True, in the last few days, these protests have attracted other disgruntled groups who do have jobs, the largest entity being organized labor. I was raised in a blue-collar home and my father was a heavy-duty machinery mechanic for 57 years, although he was not a fan of unions. The protestors claim the bailout of the banks is why they’re mad. Didn’t a couple of car companies with unions get bailed out too? Rather ironic.
What’s even more ironic is if you explore the website for “adbusters”, the Vancouver based group that gave birth to this movement, they remind me of a throwback to the 1960’s and “Hippies”. They were known for lots of things, weren’t they? “Make love, not war”, was their calling card and I’m assuming they evoked a similar emotion from old farts who probably reacted with the words, “These kids nowadays”. Adbusters’ motivation is worthy of respect but when I searched their site, I saw a disconnect.
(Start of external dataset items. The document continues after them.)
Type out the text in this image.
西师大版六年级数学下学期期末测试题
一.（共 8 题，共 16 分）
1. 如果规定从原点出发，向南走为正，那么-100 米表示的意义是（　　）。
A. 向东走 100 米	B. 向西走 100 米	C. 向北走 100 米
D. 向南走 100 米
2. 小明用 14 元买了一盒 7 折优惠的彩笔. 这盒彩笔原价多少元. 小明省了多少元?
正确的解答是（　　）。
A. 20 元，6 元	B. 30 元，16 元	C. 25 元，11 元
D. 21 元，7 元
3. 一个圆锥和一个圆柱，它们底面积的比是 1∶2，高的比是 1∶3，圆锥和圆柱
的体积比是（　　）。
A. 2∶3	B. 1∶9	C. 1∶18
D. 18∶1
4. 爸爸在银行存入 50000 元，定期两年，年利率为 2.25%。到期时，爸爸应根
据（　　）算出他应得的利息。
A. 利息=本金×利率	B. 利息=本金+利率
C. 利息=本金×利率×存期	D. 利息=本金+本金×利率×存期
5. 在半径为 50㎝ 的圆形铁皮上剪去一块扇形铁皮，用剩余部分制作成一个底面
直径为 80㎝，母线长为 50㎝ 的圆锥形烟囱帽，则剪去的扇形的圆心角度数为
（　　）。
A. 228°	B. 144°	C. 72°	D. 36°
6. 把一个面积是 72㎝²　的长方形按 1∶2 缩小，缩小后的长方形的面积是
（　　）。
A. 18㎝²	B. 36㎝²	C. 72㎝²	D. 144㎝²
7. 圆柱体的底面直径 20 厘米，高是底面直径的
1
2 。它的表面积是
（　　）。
They seem pacifist but condone violence…although not officially. They invite their followers to “topple existing power structures and forge a major shift in the way we will live in the 21st century”. So, just out of curiosity, shift to what? They don’t seem to have a strategy, any concrete ideas or an iota of acknowledging that the world, especially the Western world, needs money or capital to exist. Is that unfair? Patently! Sort of like being born without arms, huh?
This blog is not about me but I need to make the reference so as you are reading this, you might understand my perspective. I grew up in Saskatchewan (no shots at my football team, okay?), the acknowledged birthplace of Medicare and a socialist hotbed. Born out of the co-operative movement and led by the great Canadian, Tommy Douglas, the shift was significant and for the time, dead on. Not to over-simplify but there is an admirable notion to the idea that a community can work together, pool their resources and share the profits. Nobody is more important than another and those unable to contribute will still share the wealth. Sounds pretty good, right? Of course it does. The only real drawback is taking place in real time in the very province I left in 2000. For the first time in over fifty years, Saskatchewan has shifted from the bottom of Canada’s economic barrel to the cream of the crop. Why? Well, I won’t get into politics here but it seems a key to the change was moving from a socialist model to a capitalist one. Is it perfect? Of course not but there is one simple truth to be addressed.
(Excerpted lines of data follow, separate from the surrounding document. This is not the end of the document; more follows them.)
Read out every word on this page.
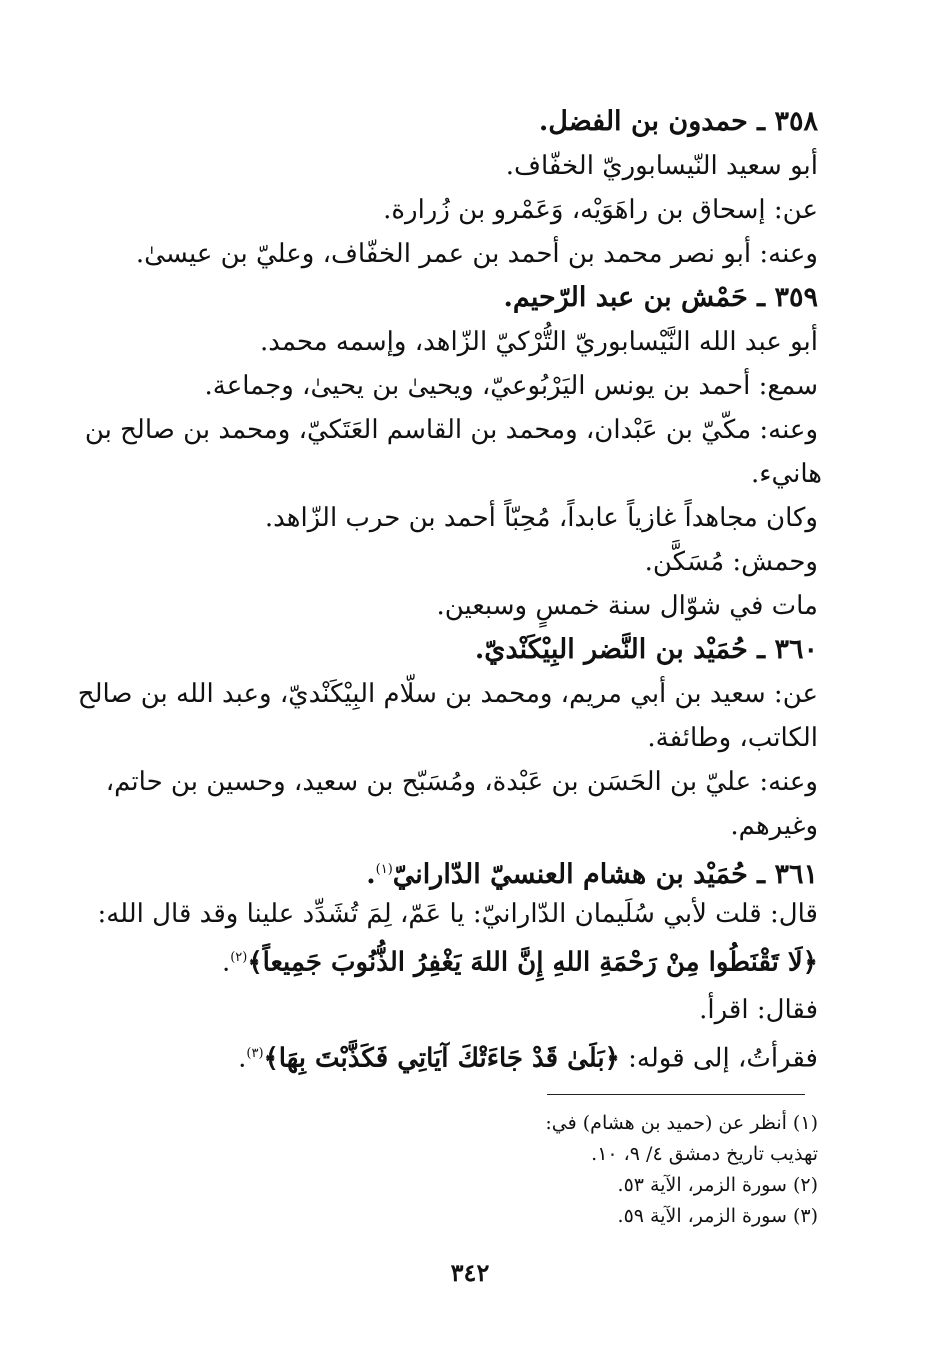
٣٥٨ ـ حمدون بن الفضل.
أبو سعيد النّيسابوريّ الخفّاف.
عن: إسحاق بن راهَوَيْه، وَعَمْرو بن زُرارة.
وعنه: أبو نصر محمد بن أحمد بن عمر الخفّاف، وعليّ بن عيسىٰ.
٣٥٩ ـ حَمْش بن عبد الرّحيم.
أبو عبد الله النَّيْسابوريّ التُّرْكيّ الزّاهد، وإسمه محمد.
سمع: أحمد بن يونس اليَرْبُوعيّ، ويحيىٰ بن يحيىٰ، وجماعة.
وعنه: مكّيّ بن عَبْدان، ومحمد بن القاسم العَتَكيّ، ومحمد بن صالح بن
هانيء.
وكان مجاهداً غازياً عابداً، مُحِبّاً أحمد بن حرب الزّاهد.
وحمش: مُسَكَّن.
مات في شوّال سنة خمسٍ وسبعين.
٣٦٠ ـ حُمَيْد بن النَّضر البِيْكَنْديّ.
عن: سعيد بن أبي مريم، ومحمد بن سلّام البِيْكَنْديّ، وعبد الله بن صالح
الكاتب، وطائفة.
وعنه: عليّ بن الحَسَن بن عَبْدة، ومُسَبّح بن سعيد، وحسين بن حاتم،
وغيرهم.
٣٦١ ـ حُمَيْد بن هشام العنسيّ الدّارانيّ$^{(١)}$.
قال: قلت لأبي سُلَيمان الدّارانيّ: يا عَمّ، لِمَ تُشَدِّد علينا وقد قال الله:
﴿لَا تَقْنَطُوا مِنْ رَحْمَةِ اللهِ إِنَّ اللهَ يَغْفِرُ الذُّنُوبَ جَمِيعاً﴾$^{(٢)}$.
فقال: اقرأ.
فقرأتُ، إلى قوله: ﴿بَلَىٰ قَدْ جَاءَتْكَ آيَاتِي فَكَذَّبْتَ بِهَا﴾$^{(٣)}$.
(١) أنظر عن (حميد بن هشام) في:
تهذيب تاريخ دمشق ٤/ ٩، ١٠.
(٢) سورة الزمر، الآية ٥٣.
(٣) سورة الزمر، الآية ٥٩.
٣٤٢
I was adopted by foster parents when I was three weeks old and being a ward of the provincial government, I could have “milked” the system and never had to actually “do” anything for my whole life. But my parents would have none of that. They taught me to use my feet for hands, but more important, they constantly preached independence. My dad used to say, “There ain’t no stretch limo gonna show up to take you to life…you’re going to have to walk every step!”
So for Adbusters and your throng of kool-aid drinkers, please help me understand why all of you are not just a bunch of lazy complainers who would rather make excuses than provide real solutions? Maybe I am not old after all, I’ve just been around long enough to understand how naïve you really are!